Rassistische Politik
Umgekehrt haben sich die türkischen Drohungen mit einem Abbruch der politischen und wirtschaftlichen Zusammenarbeit als kontraproduktiv erwiesen. Jedes Zurückweichen im Senat wäre als Kapitulation ausgelegt worden.
In der Türkei löste die Entscheidung in Frankreich wütende Proteste aus. Ministerpräsident Erdogan griff am Dienstag in einer Rede vor seiner Fraktion insbesondere den französischen Präsidenten Sarkozy scharf an. Sarkozy, so Erdogan, versuche mit einer türkeifeindlichen, rassistischen Politik, Stimmen bei den bevorstehenden Präsidentschaftswahlen zu gewinnen.

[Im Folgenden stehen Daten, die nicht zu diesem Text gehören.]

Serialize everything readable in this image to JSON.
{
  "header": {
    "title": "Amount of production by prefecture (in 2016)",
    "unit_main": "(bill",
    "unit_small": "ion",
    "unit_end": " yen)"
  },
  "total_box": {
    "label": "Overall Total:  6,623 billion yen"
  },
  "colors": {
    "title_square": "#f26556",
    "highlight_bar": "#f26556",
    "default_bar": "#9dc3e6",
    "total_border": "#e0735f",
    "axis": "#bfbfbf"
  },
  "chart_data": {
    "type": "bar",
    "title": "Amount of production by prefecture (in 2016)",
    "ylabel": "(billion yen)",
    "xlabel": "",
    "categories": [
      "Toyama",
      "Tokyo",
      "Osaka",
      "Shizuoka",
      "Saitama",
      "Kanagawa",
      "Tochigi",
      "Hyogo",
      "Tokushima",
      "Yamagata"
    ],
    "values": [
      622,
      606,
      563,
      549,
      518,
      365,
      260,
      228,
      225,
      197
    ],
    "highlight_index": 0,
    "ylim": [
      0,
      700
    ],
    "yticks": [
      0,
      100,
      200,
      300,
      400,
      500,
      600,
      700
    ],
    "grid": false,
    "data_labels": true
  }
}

Wörtlich sagte er: "In Frankreich hat eine bestellte Abstimmung stattgefunden, an der nur sehr wenig Senatoren teilgenommen haben. Das Ergebnis ist die Wiederbelebung mittelalterlichen Denkens. Der Beschluss ist rassistisch und ein Massaker an der Meinungsfreiheit. Wer dazu schweigt, macht sich schuldig, den aufkommenden Faschismus in Europa zu ignorieren."
Der Führer der rechtsnationalistischen Partei MHP, Devlet Bahceli, schlug noch härter zu. Er rief dem französischen Präsidenten zu, er solle sich lieber "mit der stinkenden Vergangenheit" seines eigenen Landes auseinandersetzen. "Wenn Sarkozy sich für Massenmord interessiert, soll er in den Spiegel schauen."
Zunächst keine Sanktionen
Trotz der harten Worte will Ankara aber zunächst keine Sanktionen, die über die im Dezember beschlossenen hinausgehen, verhängen. "Wir gedulden uns noch", sagte Erdogan. "Wir werden unsere vorbereiteten Sanktionen je nach Entwicklung Schritt für Schritt in Kraft setzen." Bisher wurden die Militärbeziehungen zwischen der Türkei und Frankreich eingefroren und der Kulturaustausch ausgesetzt. In verschiedenen Medien war spekuliert worden, die Türkei würde den französischen Botschafter ausweisen.
Auf welche Entwicklungen man in Ankara noch hofft, erklärte Erdogan auch gleich. Wenn 60 Senatoren einen Einspruch beim Verfassungsrat vorbringen, könnte das Gesetz noch gestoppt werden. "Wir hoffen", sagte er, "dass dieser Fehler so wieder gutgemacht wird."
Doch die eigentliche Hoffnung in der Türkei ist, dass Sarkozy die kommenden Präsidentschaftswahlen verliert und dann ein Neubeginn in den Beziehungen möglich wird. "Solange Sarkozy Präsident ist, werden die türkisch-französischen Beziehungen sich nicht mehr normalisieren", schrieb die außenpolitische Expertin Barcin Yinan.